The complexity quagmire and how it costs time and money
Endless meetings and bureaucratic tasks drain productivity, costing companies millions and pushing top talent to quit—here’s the data proving it.
How many of us have sat in endless meetings or carried out bureaucratic tasks, rolled our eyes, sighed and got on with it? The experience of millions of employees at work in the UK and elsewhere is that of spending a good portion of their working lives in humdrum, mundane activity that adds no value.
Is there data or evidence to show how much time is spent in such activities? Well, yes.
A study published in the Harvard Business Review found that executives spend an average of nearly 23 hours a week in meetings, up from 10 hours in the 1960s. Another study by CIPD in 2023 revealed that 70% of meetings keep employees from doing productive work. The pandemic did reduce the average length of meetings by 20%, but the number of meetings attended by workers increased by 13.5%.
Research from Temple University published in the Journal of Management explored the effects of wasting employees' time at work. The study found that employees feel frustrated and engage in counterproductive behaviours when they perceive their time is being wasted. Another study by Harvard Business Review involving over 7,000 readers showed that bureaucratic drag slows work down, wastes time, stifles innovation, and causes employees to focus too much on internal matters rather than their customers
Back in 2017-18, I and colleagues at Karian and Box conducted a study with 3 large multi-nationals on the time employees spent at work undertaking unproductive tasks. This was spurred by an in-depth analysis we undertook for a large financial services that wanted to tackle bureaucracy and complexity in its operations.
The analysis across the three businesses sought to highlight levels of unproductive activity, and was based on self-reported survey feedback by employees. As such, given the common under-reporting of negative personal behaviour, the results of this study were very much likely to be at the conservative end of estimated time lost to low value activity.
The average proportion of time reported lost was calculated based on a 35-hour week. And the finding?
Within the three business’s UK operations alone, the study found that, on average, 20% of employees said they lose 3 hours or more in unproductive activity each week.
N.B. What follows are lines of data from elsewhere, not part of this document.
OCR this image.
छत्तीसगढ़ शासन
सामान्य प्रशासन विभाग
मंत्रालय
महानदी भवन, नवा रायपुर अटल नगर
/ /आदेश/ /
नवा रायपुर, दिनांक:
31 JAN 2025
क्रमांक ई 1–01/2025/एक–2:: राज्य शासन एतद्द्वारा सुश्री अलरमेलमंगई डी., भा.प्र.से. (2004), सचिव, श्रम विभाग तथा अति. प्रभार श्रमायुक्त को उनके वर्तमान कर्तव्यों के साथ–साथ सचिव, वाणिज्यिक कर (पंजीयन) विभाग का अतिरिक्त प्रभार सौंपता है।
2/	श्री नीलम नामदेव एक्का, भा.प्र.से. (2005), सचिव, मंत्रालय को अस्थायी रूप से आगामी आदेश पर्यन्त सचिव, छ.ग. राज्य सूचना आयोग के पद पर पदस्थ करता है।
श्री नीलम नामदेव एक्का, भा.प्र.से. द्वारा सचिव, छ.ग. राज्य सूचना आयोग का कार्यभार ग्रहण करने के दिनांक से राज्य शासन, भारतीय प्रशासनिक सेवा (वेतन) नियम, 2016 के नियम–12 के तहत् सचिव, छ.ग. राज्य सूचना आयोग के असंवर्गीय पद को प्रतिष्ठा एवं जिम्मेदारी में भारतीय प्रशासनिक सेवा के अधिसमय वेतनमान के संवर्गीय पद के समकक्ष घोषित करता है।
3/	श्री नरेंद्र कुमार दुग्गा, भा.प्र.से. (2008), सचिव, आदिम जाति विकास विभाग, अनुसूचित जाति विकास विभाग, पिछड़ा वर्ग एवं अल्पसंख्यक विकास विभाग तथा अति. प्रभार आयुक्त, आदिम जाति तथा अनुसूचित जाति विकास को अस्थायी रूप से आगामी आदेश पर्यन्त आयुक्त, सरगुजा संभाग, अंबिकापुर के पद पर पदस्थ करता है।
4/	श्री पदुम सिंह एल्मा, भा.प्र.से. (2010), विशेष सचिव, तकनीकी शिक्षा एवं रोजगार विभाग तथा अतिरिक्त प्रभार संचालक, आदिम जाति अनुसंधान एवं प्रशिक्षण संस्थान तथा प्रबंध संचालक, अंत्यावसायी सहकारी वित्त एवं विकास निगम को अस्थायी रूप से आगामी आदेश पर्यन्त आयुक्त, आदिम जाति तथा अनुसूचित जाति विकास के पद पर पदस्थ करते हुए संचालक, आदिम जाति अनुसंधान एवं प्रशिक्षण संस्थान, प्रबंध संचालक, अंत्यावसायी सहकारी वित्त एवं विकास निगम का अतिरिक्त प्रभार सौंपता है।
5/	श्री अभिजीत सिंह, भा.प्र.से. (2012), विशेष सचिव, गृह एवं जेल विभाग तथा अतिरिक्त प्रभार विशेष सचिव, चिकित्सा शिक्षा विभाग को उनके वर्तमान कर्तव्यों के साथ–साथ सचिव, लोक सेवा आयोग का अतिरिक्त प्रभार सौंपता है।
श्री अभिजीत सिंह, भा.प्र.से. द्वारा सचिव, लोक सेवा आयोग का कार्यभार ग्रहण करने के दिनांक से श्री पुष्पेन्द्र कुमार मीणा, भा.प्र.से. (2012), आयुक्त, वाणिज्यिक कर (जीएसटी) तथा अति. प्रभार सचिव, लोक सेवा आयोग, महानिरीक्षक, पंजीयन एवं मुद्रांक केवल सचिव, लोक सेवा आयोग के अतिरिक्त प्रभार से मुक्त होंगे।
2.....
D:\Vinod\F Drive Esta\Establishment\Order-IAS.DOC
This would equate to the loss of nearly £182m in unproductive activity by employees in those three businesses each year. More senior leaders (C-suite -1 and -2 levels) reported much higher levels of unproductive meetings and activity – an average of 31% per week spending 3 hours or more.
Unnecessary meetings are costing employers millions (if not billions) in unproductive time and, at the same time, making their employees’ working lives more tedious and less fulfilling.
In the same Karian and Box studies, we were also able to assess the impact of complexity in UK workplaces across these businesses.
Innovation and pace of decision making
One of the first things that we identified – unsurprisingly – is that complex, bureaucratic workplaces kill innovation and slow down decision making.
Our analysis showed that there is a direct link between employees’ experience of bureaucracy / and their experience of innovation at work. Those who are most likely to say they experience high levels of bureaucracy see far fewer innovation-related behaviours.
Other analysis across these businesses also found that organisational ideas adoption, measured by the statement correlated strongly with other drivers of complexity such as disempowerment.
Complexity frustrates talented employees – and nudges them to want to leave
The study across the three businesses showed that employees who experienced complexity are much more likely to say they plan to leave their employer sooner.
The pattern emerged among those employees who had been rated most positively in their performance review over the previous 12 months. High performers experiencing limited complexity were nearly 20 points more likely to say they plan to stay at their employer for more than two years (compared with those who are experiencing high levels of complexity).
This shows, yet again, the importance of tackling organisational complexity if you want to talented people to stick around, drive innovation and deliver more productive, profitable business.